If \(\displaystyle f(x)= x^n\) then \(\displaystyle f(x+h)= (x+ h)^n= \sum_{i=0}^n \begin{pmatrix}n \\ i\end{pmatrix}x^{n-i}h^i\) so that \(\displaystyle f(x+h)- f(x)= \sum_{i= 1}^n\begin{pmatrix}n \\ i\end{pmatrix}x^{n-i}h^i\)
\(\displaystyle \dfrac{f(x+h)- f(x)}{h}= \dfrac{\sum_{i= 1}^n\begin{pmatrix}n \\ i\end{pmatrix}x^{n-i}h^i}{h}= \sum_{i= 1}^n\begin{pmatrix}n \\ i\end{pmatrix}x^{n-i}h^{i- 1}\)

Taking the limit as h goes to 0 every term except the \(\displaystyle h^0= h^{1- 1}\) term, with i= 1, is 0 so
\(\displaystyle (x^n)'= \lim_{h\to 0}\dfrac{f(x+h)- f(x)}{h}= \begin{pmatrix}n \\ 1 \end{pmatrix}x^{n- 1}= nx^{n-1}\).

The other way, once we have proven that the derivative of f(x)= x is f'(x)= 1 and the product rule, is to use "proof by induction".

Base case: n= 1. \(\displaystyle f(x)=x^1= x\) so \(\displaystyle f'(x)= 1= 1(x^0)= 1(x^{1- 1})\).

Assume that, for some k, if \(\displaystyle f(x)= x^k\) then \(\displaystyle f'(x)= kx^{k-1}\).
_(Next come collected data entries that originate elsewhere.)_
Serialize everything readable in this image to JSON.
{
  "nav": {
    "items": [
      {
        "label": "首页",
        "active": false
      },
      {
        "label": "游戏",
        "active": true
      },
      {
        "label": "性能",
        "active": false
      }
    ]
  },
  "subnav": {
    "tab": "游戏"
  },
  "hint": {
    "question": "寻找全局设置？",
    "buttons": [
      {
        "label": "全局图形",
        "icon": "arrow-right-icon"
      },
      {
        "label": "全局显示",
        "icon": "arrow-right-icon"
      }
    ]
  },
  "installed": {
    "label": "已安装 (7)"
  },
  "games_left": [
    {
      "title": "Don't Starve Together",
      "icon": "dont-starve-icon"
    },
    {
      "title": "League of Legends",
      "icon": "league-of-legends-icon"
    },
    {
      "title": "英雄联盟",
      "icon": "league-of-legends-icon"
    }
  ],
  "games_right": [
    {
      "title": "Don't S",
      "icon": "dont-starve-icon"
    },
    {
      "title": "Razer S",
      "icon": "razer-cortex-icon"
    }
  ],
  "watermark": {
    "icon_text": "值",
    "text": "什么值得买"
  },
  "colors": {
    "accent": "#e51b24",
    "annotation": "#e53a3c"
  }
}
Then if \(\displaystyle f(x)= x^{k+ 1}= x(x^k)\), by the product rule, \(\displaystyle f'(x)= (x)' x^k+ (x)(x^k)'= (1)x^k+ (x)(kx^{k-1})= x^k+ kx^k= (k+1)x^k\).

 

[Deleted member 4993]

But the above proof assumes n to be an integer
excludes fractional n (which includes irrational n)

 

[Jason76]

Well, this exercise shows you why someone made the effort to prove that the power rule was true.

In essence you just showed that the power rule is true for the powers of 2 and 1 in this exercise.

Now I am not showing off here. I could derive the power rule for integer powers very easily. I would have at least difficulty doing so for powers that were multiplicative inverses of integers. And I doubt I could do it at all for irrational powers. A lot of what you do in a beginning calculus course is to learn how to use rules that are not really proved. That is, the course is primarily about memorizing and applying rules with just a bit of justification for the rules thrown in. (At least that is what calculus was when I learned it way back when.) The justification is hard. It took mathematicians about two hundred years to do it.

Perhaps it would be a masters degree or PHD thesis.

 

[Deleted member 4993]

Perhaps it would be a masters degree or PHD thesis.

Not really - may be a "take home project" in undergraduate applied math major.

 

[HallsofIvy]

But the above proof assumes n to be an integer
excludes fractional n (which includes irrational n)

Yes, for n non-integer, I would wait until after I had proved that \(\displaystyle \dfrac{dln(x)}{dx}= \dfrac{1}{x}\) and the chain rule and then say, "if \(\displaystyle f(x)= x^n\) then ln(f)= n ln(x) so that \(\displaystyle \dfrac{1}{f(x)}\dfrac{df}{dx}= \dfrac{n}{x}\) so that \(\displaystyle \dfrac{df}{dx}= n\dfrac{x^n}{x}= nx^{n-1}\)".